This is one lesson a California trainee will never forget.
Sheriff deputy David Faiivae would be dead for simply getting too close to fentanyl if not for the quick action of his training officer immediately administering Naloxone, a nasal spray that reverses an opioid overdose.
In dramatic body camera footage released by the San Diego County Sheriff’s Department, Mr Faiavae is seen testing a white substance before he steps back, freezes and collapses to the ground from an exposure overdose.
Field training officer corporal Scott Crane can be heard in the footage a second earlier warning Mr Faiivae of the fentanyl “that stuff’s no joke … it’s super dangerous”.
“I was like, hey dude, too close, you can’t get that close to it, couple seconds later he took some steps back, and he collapsed,” Mr Crane said in the public safety video released on Thursday.
In 2014, San Diego sheriffs became the first in California to start carrying Naloxone nasal spray, also known as Narcan.

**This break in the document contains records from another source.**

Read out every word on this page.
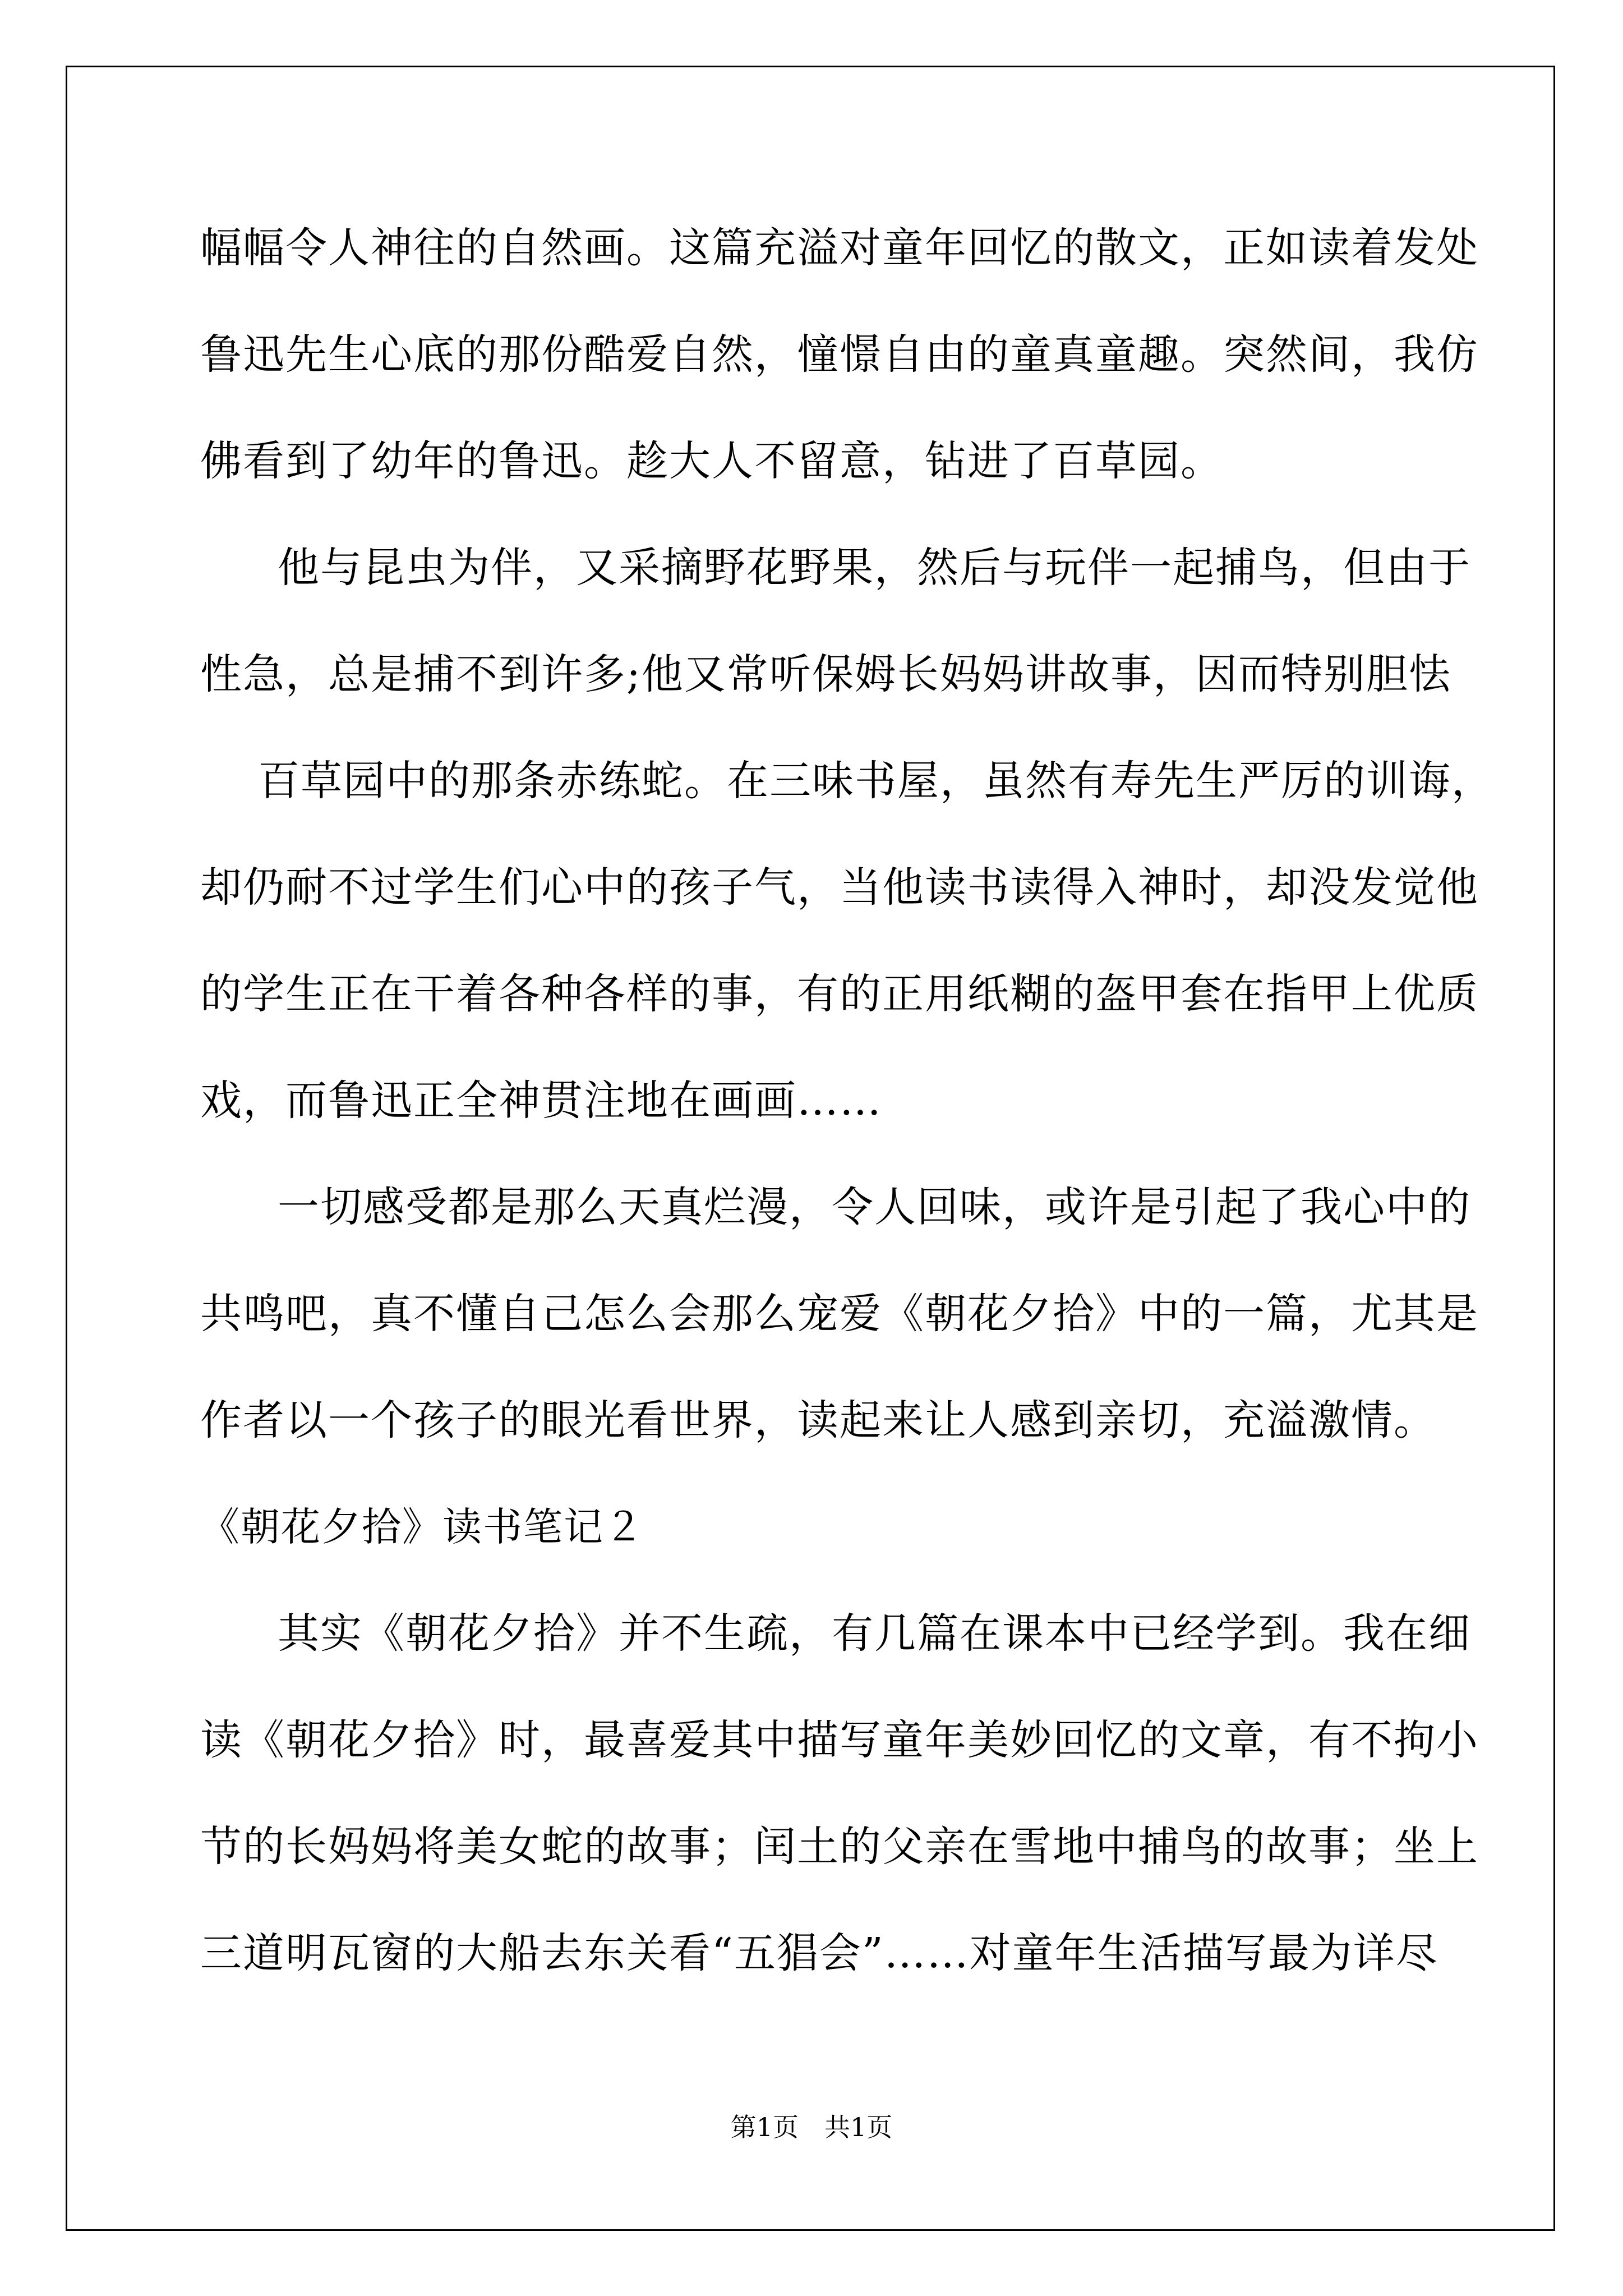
幅幅令人神往的自然画。这篇充溢对童年回忆的散文，正如读着发处
鲁迅先生心底的那份酷爱自然，憧憬自由的童真童趣。突然间，我仿
佛看到了幼年的鲁迅。趁大人不留意，钻进了百草园。
他与昆虫为伴，又采摘野花野果，然后与玩伴一起捕鸟，但由于
性急，总是捕不到许多;他又常听保姆长妈妈讲故事，因而特别胆怯
百草园中的那条赤练蛇。在三味书屋，虽然有寿先生严厉的训诲，
却仍耐不过学生们心中的孩子气，当他读书读得入神时，却没发觉他
的学生正在干着各种各样的事，有的正用纸糊的盔甲套在指甲上优质
戏，而鲁迅正全神贯注地在画画……
一切感受都是那么天真烂漫，令人回味，或许是引起了我心中的
共鸣吧，真不懂自己怎么会那么宠爱《朝花夕拾》中的一篇，尤其是
作者以一个孩子的眼光看世界，读起来让人感到亲切，充溢激情。
《朝花夕拾》读书笔记２
其实《朝花夕拾》并不生疏，有几篇在课本中已经学到。我在细
读《朝花夕拾》时，最喜爱其中描写童年美妙回忆的文章，有不拘小
节的长妈妈将美女蛇的故事；闰土的父亲在雪地中捕鸟的故事；坐上
三道明瓦窗的大船去东关看“五猖会”……对童年生活描写最为详尽
第1页　共1页
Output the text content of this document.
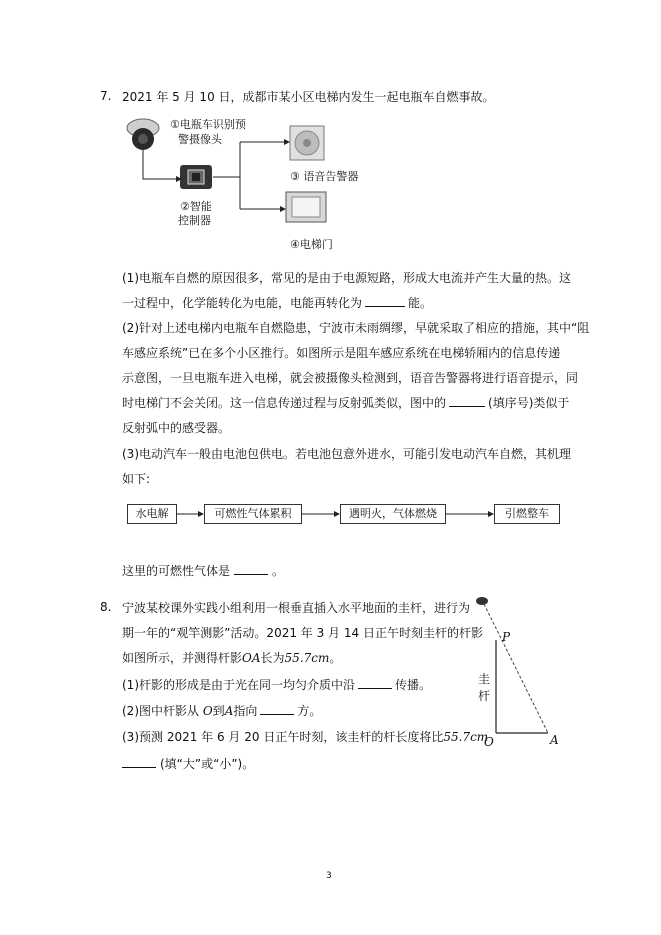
7. 2021 年 5 月 10 日，成都市某小区电梯内发生一起电瓶车自燃事故。
①电瓶车识别预
警摄像头
②智能
控制器
③ 语音告警器
④电梯门
(1)电瓶车自燃的原因很多，常见的是由于电源短路，形成大电流并产生大量的热。这
一过程中，化学能转化为电能，电能再转化为	能。
(2)针对上述电梯内电瓶车自燃隐患，宁波市未雨绸缪，早就采取了相应的措施，其中“阻
车感应系统”已在多个小区推行。如图所示是阻车感应系统在电梯轿厢内的信息传递
示意图，一旦电瓶车进入电梯，就会被摄像头检测到，语音告警器将进行语音提示，同
时电梯门不会关闭。这一信息传递过程与反射弧类似，图中的	(填序号)类似于
反射弧中的感受器。
(3)电动汽车一般由电池包供电。若电池包意外进水，可能引发电动汽车自燃，其机理
如下:
水电解	可燃性气体累积	遇明火，气体燃烧	引燃整车
这里的可燃性气体是	。
8. 宁波某校课外实践小组利用一根垂直插入水平地面的圭杆，进行为
期一年的“观竿测影”活动。2021 年 3 月 14 日正午时刻圭杆的杆影
如图所示，并测得杆影OA长为55.7cm。
(1)杆影的形成是由于光在同一均匀介质中沿	传播。
(2)图中杆影从 O到A指向	方。
(3)预测 2021 年 6 月 20 日正午时刻，该圭杆的杆长度将比55.7cm
(填“大”或“小”)。
P
圭
杆
O	A
3
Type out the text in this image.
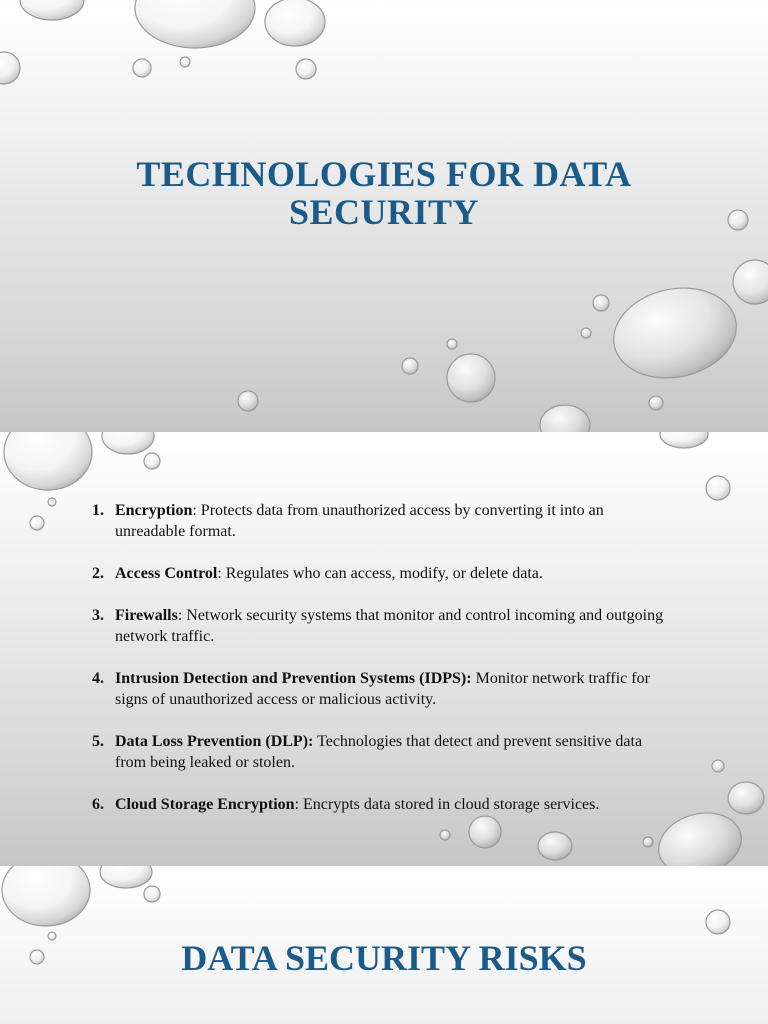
TECHNOLOGIES FOR DATA SECURITY
1. Encryption: Protects data from unauthorized access by converting it into an unreadable format.
2. Access Control: Regulates who can access, modify, or delete data.
3. Firewalls: Network security systems that monitor and control incoming and outgoing network traffic.
4. Intrusion Detection and Prevention Systems (IDPS): Monitor network traffic for signs of unauthorized access or malicious activity.
5. Data Loss Prevention (DLP): Technologies that detect and prevent sensitive data from being leaked or stolen.
6. Cloud Storage Encryption: Encrypts data stored in cloud storage services.
DATA SECURITY RISKS
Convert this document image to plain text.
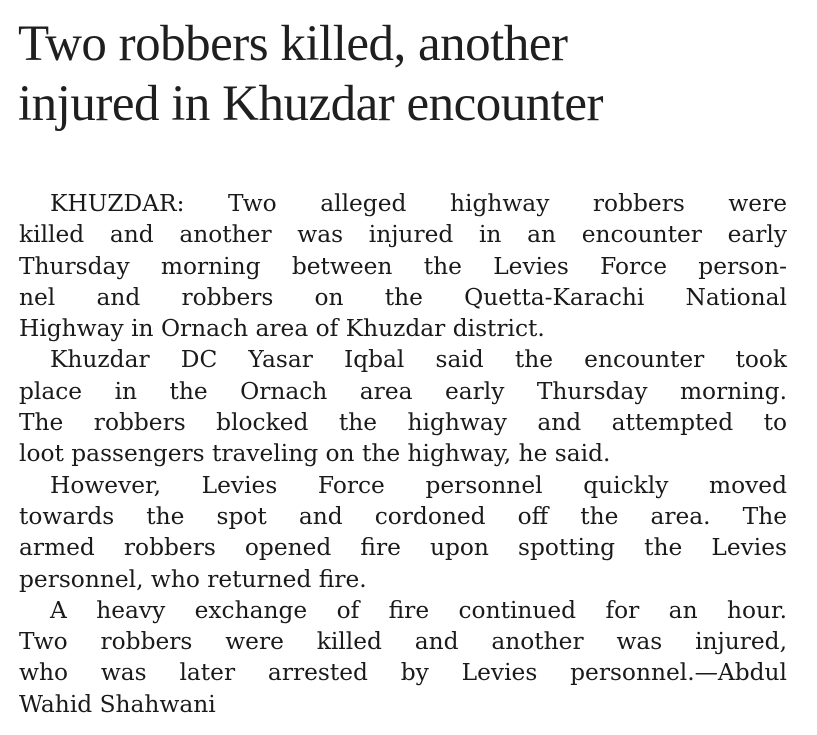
Two robbers killed, another
injured in Khuzdar encounter
KHUZDAR: Two alleged highway robbers were
killed and another was injured in an encounter early
Thursday morning between the Levies Force person-
nel and robbers on the Quetta-Karachi National
Highway in Ornach area of Khuzdar district.
Khuzdar DC Yasar Iqbal said the encounter took
place in the Ornach area early Thursday morning.
The robbers blocked the highway and attempted to
loot passengers traveling on the highway, he said.
However, Levies Force personnel quickly moved
towards the spot and cordoned off the area. The
armed robbers opened fire upon spotting the Levies
personnel, who returned fire.
A heavy exchange of fire continued for an hour.
Two robbers were killed and another was injured,
who was later arrested by Levies personnel.—Abdul
Wahid Shahwani
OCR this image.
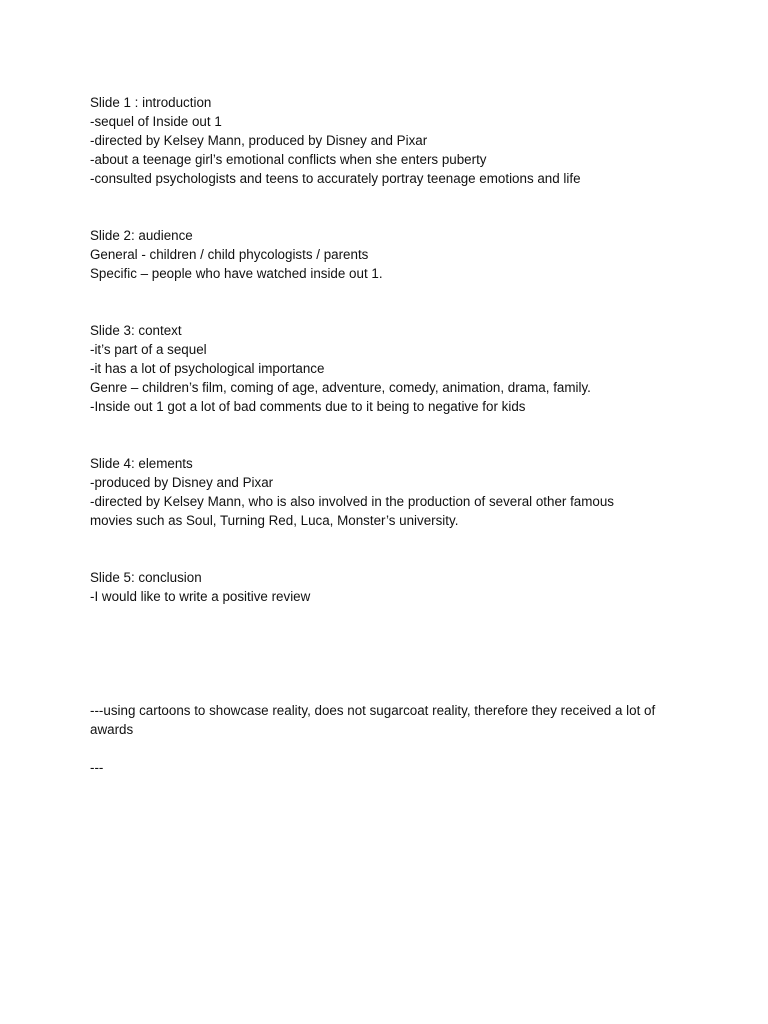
Slide 1 : introduction
-sequel of Inside out 1
-directed by Kelsey Mann, produced by Disney and Pixar
-about a teenage girl’s emotional conflicts when she enters puberty
-consulted psychologists and teens to accurately portray teenage emotions and life
Slide 2: audience
General - children / child phycologists / parents
Specific – people who have watched inside out 1.
Slide 3: context
-it’s part of a sequel
-it has a lot of psychological importance
Genre – children’s film, coming of age, adventure, comedy, animation, drama, family.
-Inside out 1 got a lot of bad comments due to it being to negative for kids
Slide 4: elements
-produced by Disney and Pixar
-directed by Kelsey Mann, who is also involved in the production of several other famous
movies such as Soul, Turning Red, Luca, Monster’s university.
Slide 5: conclusion
-I would like to write a positive review
---using cartoons to showcase reality, does not sugarcoat reality, therefore they received a lot of awards
---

Mr Crane administers multiple doses as Mr Faiivae gasps “I’m sorry, I’m sorry”.
“No no, don’t be sorry, you’re OK, don’t be sorry, there’s nothing to be sorry about, I got you OK, I’m not going to let you die, I’m not going to let you die,” Mr Crane says in the footage.
“It’s an invisible killer, he would have died in that parking lot if he was alone,” he added later.
Fentanyl is a synthetic opioid 50 times stronger than heroin that can be absorbed through the body and lead to respiratory failure and death, said Sheriff Bill Gore.
He said fentanyl overdoses are on the rise across the county’s communities and prisons, with use 46 per cent in the past year. Dozens of lives are saved every month with the nasal spray that saved Mr Faiivae.
Despite receiving a dose within seconds of collapsing, Mr Faiivae continued experiencing multiple overdoses as he was being rushed by paramedics to a hospital.
Mr Faiivae has not returned to patrol since the 3 July arrest, which was to have been his last shift as a trainee officer.
He remembers little of what happened beyond not feeling right and falling back. But knows he narrowly escaped death.
“It was in an instant. It’s as though you like, my lungs just locked up, I couldn’t breathe, I was trying to gasp for breath but I couldn’t breathe at all,” he said.
“I don’t think people realise the severity of just how deadly it really is,” he added. “I almost died of a fentanyl overdose.”